The Yale lawsuit seeks to change that.
From Wired:
AK-47 was one of a handful of students heaping misogynist scorn on
women attending the nations' top law schools in 2007, in posts so vile
they spurred a national debate on the limits of online anonymity, and
an unprecedented federal lawsuit aimed at unmasking and punishing the
posters.
...lawyers for two female Yale Law School students have ascertained
AK-47's real identity, along with the identities of other AutoAdmit
posters, who all now face the likely publication of their names in
court records -- potentially marking a death sentence for the comment
trolls' budding legal careers even before the case has gone to trial.
The unmasking of the posters marks a milestone in a rare legal
challenge to the norms of online commenting, where arguments live on
for years in search-engine results and where reputations can be sullied
nearly irreparably by anyone with a grudge, a laptop and a WiFi
connection.
We keep dancing around this problem on the internet, mainly because nobody has really found a workable solution yet. On the one hand, unfettered speech leads to such chaos that the signal-to-noise ratio becomes unworkable - my best example of this is the Yahoo News message boards. They've been down for more than a year and a half. If you ever went there, you know why.

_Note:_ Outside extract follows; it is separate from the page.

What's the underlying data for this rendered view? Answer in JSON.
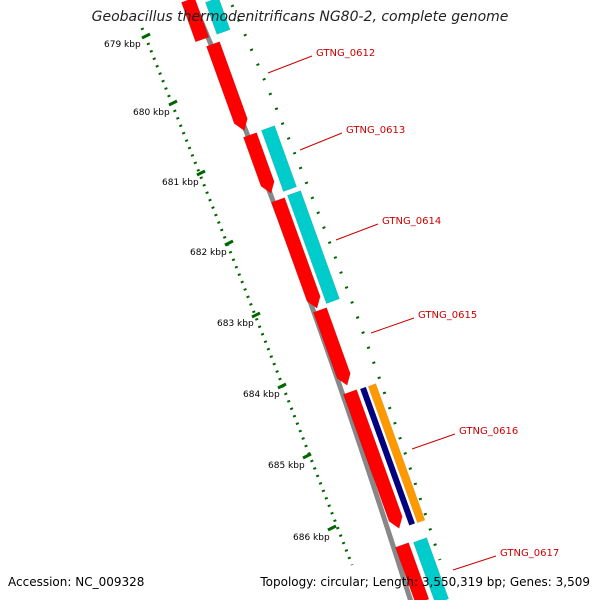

The boards were taken over by a hard-core group of trolls with apparently limitless time, energy and hatred. No subject was too off-topic for them to use to spew their anger, obscenities and insults at ... well, it wasn't really at each other. It was basically the digital equivalent of a grubby guy in tattered clothes in a bus station screaming "AAAAAHHHHGGG! AHHHGGG!" at his socks. Even the most innocuous subjects - a story on flower arrangement or dogs, f'rinstance, would attract the trolls within about 10 posts.
The other extreme, of course, are the limp & lifeless forums & comment spaces, where moderation is imposed to such an extent that the audience just migrates elsewhere to talk to each other.
Now then.
One of the key things that helps keep internet users sociable is imposing some kind of accountability for their actions. Which is what registration is all about - trying to attach a real human identity to the screenname. The fight for newspapers has been trying to raise the hurdles for commenters to a level where it's tough enough to establish an identity so that you don't do it casually (no shelling out to create a free Hotmail, Gmail or Yahoo account on the spot to establish a handy sock puppet), but not so hard that users start feeling like they're applying for a home equity line of credit a Business Visa from the Russian Consulate.
Now that there appears to be a clear legal precedent for peeling back the layers of anonymity to hold trolls accountable for their poo-flinging, I find myself of two minds about this. I have been roughed up by a fairly good cross-section of trolls over the years, and it'd be nice to be able to expose them as the pathetic, mommy's basement-dwelling loser subcreatures my wounded ego insists they must be. On the other hand ... some of my responses to said trolls (hey! I was provoked! Honest, they started it!) may have been a bit ... intemperate. So I have to wonder if there are perhaps some other sad, wounded egos out there. And, where would it stop? If you can bring an action for something someone said in a chat room, or Second Life, or the forums at AngryJournalist, well, we better just pave over the downtown areas of every major city in the U.S. and turn it all into one giant courthouse, because we're gonna need the space.